Current and forthcoming studies of vaccines to prevent HIV infection have created a new optimism that the long and challenging road to the development of such a vaccine has begun to take some promising turns. Updates on the search for preventive vaccines, presented at the 21st International AIDS Conference (AIDS 2016) in Durban, South Africa, included information on advances in the development of novel vaccines, and in the field of antibody mediated prevention (AMP).
Interim immunology results open the way for the first major HIV vaccine efficacy study in seven years.
Participants at AIDS 2016 heard results from the HVTN 100 study, conducted by the US-based HIV Vaccine Trails Network (HVTN) in partnership with South African research sites. HVTN 100 tested the immune responses of South African study volunteers to a modified version of the RV144 regimen, the only HIV vaccine regimen to show efficacy to date. The original RV144 vaccine reduced the HIV infection rate among study participants in Thailand by 31% over 3.5 years.
“HVTN 100 used the same vaccines that RV144 tested, but made them specific to the Clade C subtype of HIV, which is widespread in southern Africa. We also changed the adjuvant used with one of the vaccines, with the goal of eliciting a more powerful immune response, and added a booster injection to prolong the period of protection,” said HVTN 100 Protocol Chair Linda-Gail Bekker, who is also Deputy Director of the Desmond Tutu HIV Centre in Cape Town and International AIDS Society President-Elect.
Interim results from HVTN 100, presented here, provided the green light for a Phase III efficacy trial on the modified RV144 regimen. Criteria for the go-ahead centred on the percentage of HVTN 100 vaccine-recipients who displayed a range of immune responses, and the strength of those responses.
“All the criteria were met unequivocally and, in many instances, the HVTN 100 outcomes exceeded both our own criteria and the immune responses seen in RV144,” Bekker concluded.
Larry Corey, HVTN Principal Investigator, elaborated: “It is gratifying to see vaccines that were designed and manufactured specifically for South Africa meet and even exceed the criteria established to advance them into the large efficacy trial. HVTN 702 is a pivotal study that could lead to a licensed HIV vaccine in South Africa – the first preventive HIV vaccine worldwide.”
HVTN 702, a placebo-controlled study, will begin enrolling 5,400 HIV-negative men and women at 15 research sites across South Africa before the end of 2016. Participants will receive five injections over the course of a year and will be followed-up for two years more to establish whether the vaccine elicits a sustained protective effect.
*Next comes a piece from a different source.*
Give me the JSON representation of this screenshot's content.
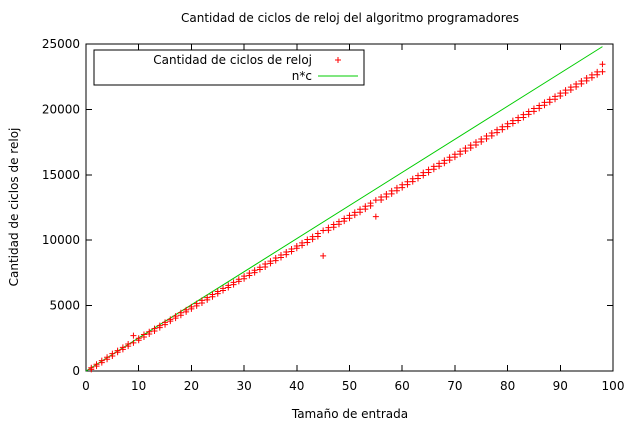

The trial will also seek to confirm earlier findings from HVTN 100 that the modified RV144 regimen is safe.
A major difficulty in the field of HIV vaccine development is the extraordinary capacity of HIV to mutate and evade the antibodies that might block it. The identification in a small minority of HIV-positive individuals of broadly neutralizing antibodies (bNAbs), which can neutralize a wide range of HIV variants, led to a flourishing of vaccine-related research focused on how to manufacture bNAbs in the laboratory and how to harness bNAbs to prevent infection in HIV-negative individuals.
A landmark event in this field of research was the start of the first large-scale human trials to evaluate whether a bNAb called VRC01, given by infusion, is effective in preventing HIV acquisition.
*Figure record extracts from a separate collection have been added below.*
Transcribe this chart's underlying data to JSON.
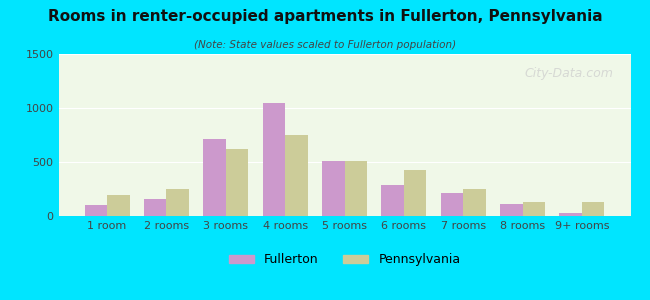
{
  "title": "Rooms in renter-occupied apartments in Fullerton, Pennsylvania",
  "subtitle": "(Note: State values scaled to Fullerton population)",
  "categories": [
    "1 room",
    "2 rooms",
    "3 rooms",
    "4 rooms",
    "5 rooms",
    "6 rooms",
    "7 rooms",
    "8 rooms",
    "9+ rooms"
  ],
  "fullerton": [
    100,
    160,
    710,
    1050,
    510,
    290,
    215,
    115,
    30
  ],
  "pennsylvania": [
    190,
    250,
    620,
    750,
    510,
    430,
    250,
    130,
    130
  ],
  "fullerton_color": "#cc99cc",
  "pennsylvania_color": "#cccc99",
  "background_outer": "#00e5ff",
  "background_inner": "#f0f8e8",
  "ylim": [
    0,
    1500
  ],
  "yticks": [
    0,
    500,
    1000,
    1500
  ],
  "bar_width": 0.38,
  "watermark": "City-Data.com",
  "legend_labels": [
    "Fullerton",
    "Pennsylvania"
  ]
}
The first of the two studies, HVTN 704/HPTN 085, commenced in March in the United States. It will enrol 2,700 gay men and transgender individuals who have sex with men in the U.S., South America and Europe. The second study, HVTN 703/HPTN 081, began in June, 2016 in South Africa and will enrol 1,500 heterosexual women in seven sub-Saharan African countries. These placebo-controlled trials, jointly referred to as the AMP Studies, are almost identical in design. In addition to establishing the efficacy of bNAbs in preventing HIV infection, the AMP Studies will evaluate the safety and tolerability of the VRC01 infusion, and explore what concentration of the bNAb is required for effective prevention.
Researchers agree that the greatest value of the studies may be the scientific insights they yield for future vaccine development. Laboratory analysis of how bNAbs block HIV’s entry into healthy cells has already provided invaluable information for vaccine scientists, and more lessons are likely as the performance of VRC01 is studied in a large human cohort.
Scientists are also exploring the design and development of antigens or immunogens that might stimulate the immune system of HIV-negative individuals to produce bNAbs.
The next major multi-site efficacy trial in the HIV vaccine field is likely to be a test of a vaccine regimen that includes a ‘mosaic’ immunogen, carrying fragments of HIV from different variants of the virus. Researchers believe that this complex immunogen might be fit for use globally, regardless of the predominant variants in different regions.
Other novel vaccine approaches in development include the exploration of improved vectors, safe viral ‘vehicles’ that are capable of delivering HIV genes that will trigger protection against HIV, or that may even be able to deliver bNAb genes directly.
The field of vaccine development and testing involves a wide range of scientific research organisations and academic institutions around the world, private sector pharmaceutical companies, clinical research sites and laboratories, and thousands of volunteers who take risks and give of their time to participate in studies.